On Fri, Apr 28, 2017 at 01:08:45PM -0400, Laine Stump wrote:
On 04/28/2017 05:33 AM, Daniel P. Berrange wrote:
> On Fri, Apr 28, 2017 at 05:23:19PM +0800, ZhiPeng Lu wrote:
>> Creating tap device and adding the device to bridge are not atomic operation.
>> Similarly deleting tap device and removing it from bridge are not atomic
operation.
>> The Problem occurs when two vms start and shutdown. When one vm with the nic
>> named "vnet0" stopping, it deleted tap device but not removing port
from bridge.
>> At this time, another vm created the tap device named "vnet0" and
added port to the
>> same bridge. Then, the first vm deleted the tap device from the same bridge.
>> Finally, the tap device of the second vm don't attached to the bridge.
>> So, we can add domid to vm's nic name. For example, the vm's domid is 1
and vnet0
>> is renamed to vnet1.0.
>
> Surely deleting the NIC automatically removes it from the bridge so we
> can just remove the code that delets the bridge port.

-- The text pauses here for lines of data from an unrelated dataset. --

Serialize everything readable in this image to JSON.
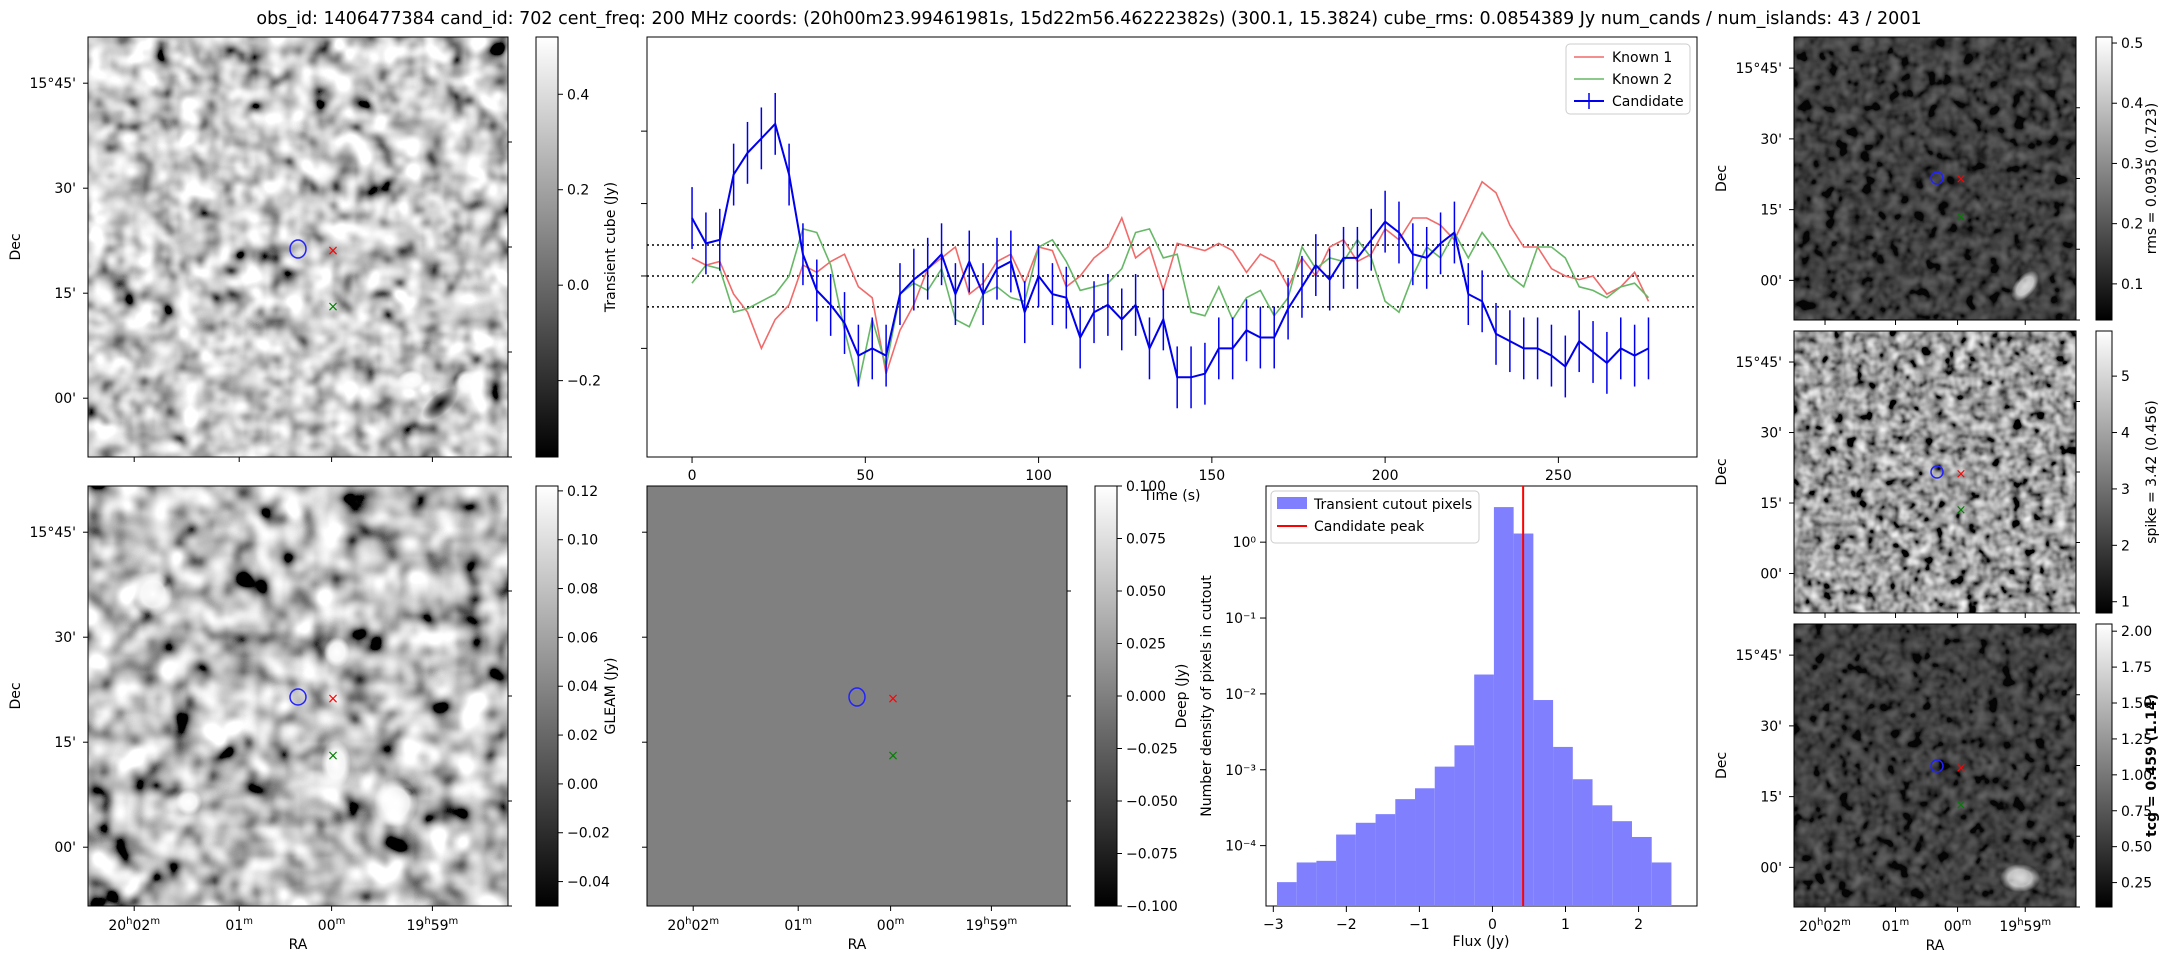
{
  "figure": {
    "title": "obs_id: 1406477384 cand_id: 702 cent_freq: 200 MHz coords: (20h00m23.99461981s, 15d22m56.46222382s) (300.1, 15.3824) cube_rms: 0.0854389 Jy num_cands / num_islands: 43 / 2001"
  },
  "sky_axes": {
    "dec_ticks": [
      "15°45'",
      "30'",
      "15'",
      "00'"
    ],
    "ra_ticks": [
      "20h02m",
      "01m",
      "00m",
      "19h59m"
    ],
    "ra_label": "RA",
    "dec_label": "Dec"
  },
  "colorbars": {
    "transient": {
      "label": "Transient cube (Jy)",
      "ticks": [
        "0.4",
        "0.2",
        "0.0",
        "−0.2"
      ],
      "range": [
        -0.36,
        0.52
      ]
    },
    "gleam": {
      "label": "GLEAM (Jy)",
      "ticks": [
        "0.12",
        "0.10",
        "0.08",
        "0.06",
        "0.04",
        "0.02",
        "0.00",
        "−0.02",
        "−0.04"
      ],
      "range": [
        -0.05,
        0.122
      ]
    },
    "deep": {
      "label": "Deep (Jy)",
      "ticks": [
        "0.100",
        "0.075",
        "0.050",
        "0.025",
        "0.000",
        "−0.025",
        "−0.050",
        "−0.075",
        "−0.100"
      ],
      "range": [
        -0.1,
        0.1
      ]
    },
    "rms": {
      "label": "rms = 0.0935 (0.723)",
      "ticks": [
        "0.5",
        "0.4",
        "0.3",
        "0.2",
        "0.1"
      ],
      "range": [
        0.04,
        0.51
      ]
    },
    "spike": {
      "label": "spike = 3.42 (0.456)",
      "ticks": [
        "5",
        "4",
        "3",
        "2",
        "1"
      ],
      "range": [
        0.8,
        5.8
      ]
    },
    "tcg": {
      "label": "tcg = 0.459 (1.14)",
      "ticks": [
        "2.00",
        "1.75",
        "1.50",
        "1.25",
        "1.00",
        "0.75",
        "0.50",
        "0.25"
      ],
      "range": [
        0.08,
        2.05
      ]
    }
  },
  "chart_data": [
    {
      "type": "line",
      "name": "lightcurve",
      "xlabel": "Time (s)",
      "ylabel": "",
      "xlim": [
        -13,
        290
      ],
      "ylim": [
        -0.5,
        0.66
      ],
      "xticks": [
        0,
        50,
        100,
        150,
        200,
        250
      ],
      "hlines": [
        0.0854,
        0.0,
        -0.0854
      ],
      "legend": [
        "Known 1",
        "Known 2",
        "Candidate"
      ],
      "legend_position": "top-right",
      "colors": {
        "known1": "#f26a6a",
        "known2": "#66b866",
        "candidate": "#0000ee",
        "hline": "#000000"
      },
      "series": [
        {
          "name": "Known 1",
          "x": [
            0,
            4,
            8,
            12,
            16,
            20,
            24,
            28,
            32,
            36,
            40,
            44,
            48,
            52,
            56,
            60,
            64,
            68,
            72,
            76,
            80,
            84,
            88,
            92,
            96,
            100,
            104,
            108,
            112,
            116,
            120,
            124,
            128,
            132,
            136,
            140,
            144,
            148,
            152,
            156,
            160,
            164,
            168,
            172,
            176,
            180,
            184,
            188,
            192,
            196,
            200,
            204,
            208,
            212,
            216,
            220,
            224,
            228,
            232,
            236,
            240,
            244,
            248,
            252,
            256,
            260,
            264,
            268,
            272,
            276
          ],
          "values": [
            0.05,
            0.03,
            0.04,
            -0.05,
            -0.1,
            -0.2,
            -0.12,
            -0.08,
            0.03,
            0.01,
            0.04,
            0.06,
            -0.03,
            -0.06,
            -0.27,
            -0.15,
            -0.08,
            0.02,
            0.05,
            0.08,
            -0.05,
            -0.02,
            0.04,
            0.06,
            -0.02,
            0.08,
            0.07,
            -0.03,
            0.0,
            0.05,
            0.08,
            0.16,
            0.05,
            0.08,
            -0.04,
            0.09,
            0.08,
            0.07,
            0.09,
            0.07,
            0.01,
            0.06,
            0.04,
            -0.03,
            0.05,
            0.0,
            0.08,
            0.1,
            0.04,
            0.06,
            0.13,
            0.1,
            0.16,
            0.16,
            0.14,
            0.1,
            0.18,
            0.26,
            0.23,
            0.14,
            0.08,
            0.08,
            0.02,
            0.0,
            -0.01,
            0.0,
            -0.05,
            -0.03,
            0.01,
            -0.07
          ]
        },
        {
          "name": "Known 2",
          "x": [
            0,
            4,
            8,
            12,
            16,
            20,
            24,
            28,
            32,
            36,
            40,
            44,
            48,
            52,
            56,
            60,
            64,
            68,
            72,
            76,
            80,
            84,
            88,
            92,
            96,
            100,
            104,
            108,
            112,
            116,
            120,
            124,
            128,
            132,
            136,
            140,
            144,
            148,
            152,
            156,
            160,
            164,
            168,
            172,
            176,
            180,
            184,
            188,
            192,
            196,
            200,
            204,
            208,
            212,
            216,
            220,
            224,
            228,
            232,
            236,
            240,
            244,
            248,
            252,
            256,
            260,
            264,
            268,
            272,
            276
          ],
          "values": [
            -0.02,
            0.03,
            0.02,
            -0.1,
            -0.09,
            -0.07,
            -0.05,
            0.0,
            0.13,
            0.12,
            0.03,
            -0.15,
            -0.3,
            -0.12,
            -0.25,
            -0.05,
            -0.02,
            -0.04,
            0.02,
            -0.12,
            -0.14,
            -0.05,
            -0.03,
            -0.06,
            -0.07,
            0.08,
            0.1,
            0.04,
            -0.04,
            -0.03,
            -0.02,
            0.02,
            0.12,
            0.13,
            0.05,
            0.06,
            -0.1,
            -0.11,
            -0.03,
            -0.12,
            -0.06,
            -0.04,
            -0.11,
            -0.06,
            0.08,
            0.02,
            0.05,
            0.04,
            0.1,
            0.05,
            -0.07,
            -0.1,
            0.0,
            0.08,
            0.05,
            0.12,
            0.05,
            0.12,
            0.07,
            0.0,
            -0.03,
            0.08,
            0.08,
            0.05,
            -0.03,
            -0.04,
            -0.06,
            -0.03,
            -0.02,
            -0.06
          ]
        },
        {
          "name": "Candidate",
          "x": [
            0,
            4,
            8,
            12,
            16,
            20,
            24,
            28,
            32,
            36,
            40,
            44,
            48,
            52,
            56,
            60,
            64,
            68,
            72,
            76,
            80,
            84,
            88,
            92,
            96,
            100,
            104,
            108,
            112,
            116,
            120,
            124,
            128,
            132,
            136,
            140,
            144,
            148,
            152,
            156,
            160,
            164,
            168,
            172,
            176,
            180,
            184,
            188,
            192,
            196,
            200,
            204,
            208,
            212,
            216,
            220,
            224,
            228,
            232,
            236,
            240,
            244,
            248,
            252,
            256,
            260,
            264,
            268,
            272,
            276
          ],
          "values": [
            0.16,
            0.09,
            0.1,
            0.28,
            0.34,
            0.38,
            0.42,
            0.28,
            0.06,
            -0.04,
            -0.08,
            -0.13,
            -0.22,
            -0.2,
            -0.22,
            -0.05,
            -0.01,
            0.02,
            0.06,
            -0.05,
            0.04,
            -0.05,
            0.02,
            0.04,
            -0.1,
            0.0,
            -0.05,
            -0.06,
            -0.17,
            -0.1,
            -0.08,
            -0.12,
            -0.08,
            -0.2,
            -0.12,
            -0.28,
            -0.28,
            -0.27,
            -0.2,
            -0.2,
            -0.15,
            -0.17,
            -0.17,
            -0.09,
            -0.03,
            0.03,
            -0.01,
            0.05,
            0.05,
            0.1,
            0.15,
            0.12,
            0.06,
            0.05,
            0.09,
            0.12,
            -0.05,
            -0.07,
            -0.16,
            -0.18,
            -0.2,
            -0.2,
            -0.22,
            -0.25,
            -0.18,
            -0.21,
            -0.24,
            -0.2,
            -0.22,
            -0.2
          ]
        }
      ],
      "errorbar": 0.0854
    },
    {
      "type": "bar",
      "name": "histogram",
      "xlabel": "Flux (Jy)",
      "ylabel": "Number density of pixels in cutout",
      "yscale": "log",
      "xlim": [
        -3.1,
        2.8
      ],
      "ylim": [
        1.6e-05,
        5.5
      ],
      "xticks": [
        -3,
        -2,
        -1,
        0,
        1,
        2
      ],
      "yticks": [
        {
          "value": 1,
          "label": "10⁰"
        },
        {
          "value": 0.1,
          "label": "10⁻¹"
        },
        {
          "value": 0.01,
          "label": "10⁻²"
        },
        {
          "value": 0.001,
          "label": "10⁻³"
        },
        {
          "value": 0.0001,
          "label": "10⁻⁴"
        }
      ],
      "bin_edges": [
        -2.95,
        -2.68,
        -2.41,
        -2.14,
        -1.87,
        -1.6,
        -1.33,
        -1.06,
        -0.79,
        -0.52,
        -0.25,
        0.02,
        0.29,
        0.56,
        0.83,
        1.1,
        1.37,
        1.64,
        1.91,
        2.18,
        2.45
      ],
      "values": [
        3.3e-05,
        6e-05,
        6.3e-05,
        0.00014,
        0.0002,
        0.00026,
        0.00041,
        0.00057,
        0.0011,
        0.0021,
        0.018,
        2.9,
        1.3,
        0.0083,
        0.002,
        0.00075,
        0.00034,
        0.00021,
        0.00013,
        6e-05
      ],
      "candidate_peak": 0.42,
      "legend": [
        "Transient cutout pixels",
        "Candidate peak"
      ],
      "legend_position": "top-left",
      "colors": {
        "bars": "#8080ff",
        "peak": "#ff0000"
      }
    }
  ]
}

That is true when using a Linux host bridge, but I recall that for
openvswitch (which I think is what ZhiPeng is using, based on an earlier
patch), you must explicitly remove the port from the bridge - apparently
the port is still there in openvswitch's table as some sort of "zombie"
connection even after the tap device itself no longer exists.
But instead of changing the naming scheme, maybe we should just delete
the bridge port *before* deleting the tap device instead of after. (Am I
recalling correctly that the tap device is deleted automatically when
the qemu process is killed? If so, then what's needed is to move the
loop in qemuProcessStop() that cleans up network interfaces so that it
happens before qemuProcessKill() is called.
Agreed, we should just reverse the order.